Lo afferma Giancarlo Tagliaferri, consigliere regionale di Fratelli d’Italia, annunciando di avere presentato una richiesta di accesso agli atti alla Regione Emilia-Romagna per ricostruire il quadro della programmazione relativa alla sicurezza idrica del territorio piacentino.
«Non mi interessa alimentare l’ennesima discussione su chi avrebbe dovuto aprire una diga qualche giorno prima o qualche giorno dopo. Voglio capire perché nel 2026 siamo ancora costretti ad affrontare il problema dell’acqua prevalentemente quando l’acqua comincia a mancare.»
La richiesta punta quindi ad acquisire un quadro preciso degli invasi e delle infrastrutture idriche esistenti e programmate, dei fabbisogni dell’agricoltura piacentina, delle necessità delle filiere zootecniche di collina e montagna, delle risorse stanziate e degli interventi effettivamente realizzati o ancora da realizzare.
Un approfondimento specifico riguarda inoltre il Trebbia e il bacino del Brugneto, tema che da anni accompagna le estati piacentine.
«Sul Brugneto abbiamo assistito troppo spesso a una discussione ridotta a quanti milioni di metri cubi siano disponibili o vengano rilasciati. È certamente importante sapere quanta acqua arriva, ma la domanda politica vera è un’altra: quale sistema vogliamo costruire affinché fra dieci o vent’anni il Piacentino disponga di una maggiore sicurezza idrica?»
Per Tagliaferri il problema riguarda direttamente anche la competitività del sistema agricolo.
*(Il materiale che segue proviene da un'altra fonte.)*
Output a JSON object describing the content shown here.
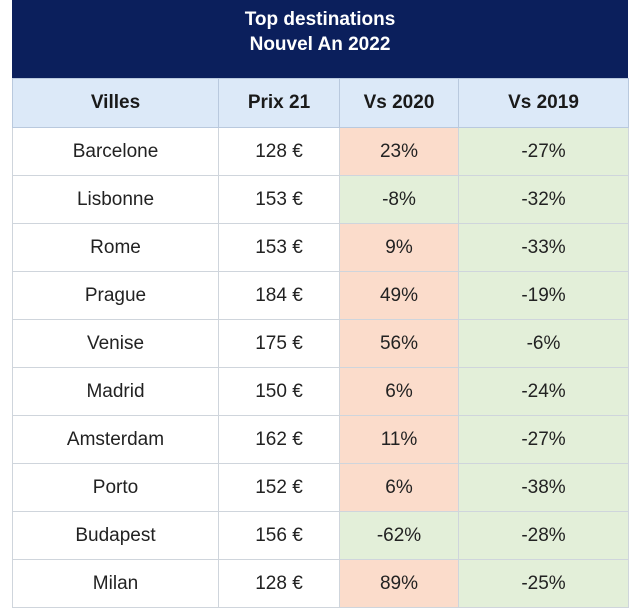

«Senza disponibilità d’acqua non esiste programmazione agricola seria. E senza un’agricoltura produttiva diventano più fragili anche collina e montagna, perché chi lavora la terra svolge contemporaneamente una funzione economica, ambientale e di presidio del territorio.»
Da qui la richiesta alla Regione di mettere a disposizione non soltanto l’elenco degli interventi, ma anche risorse, cronoprogrammi, stato di avanzamento e capacità di accumulo aggiuntiva prevista per il territorio piacentino.
«Non sto chiedendo alla Regione di far piovere. Sto chiedendo qualcosa che rientra pienamente nella responsabilità della politica: programmare.»
Tagliaferri conclude:
«Il meteo non lo governa la Regione. La programmazione delle infrastrutture idriche, però, non la può affidare alle previsioni del tempo. Piacenza merita una strategia, non il bollettino dell’emergenza.»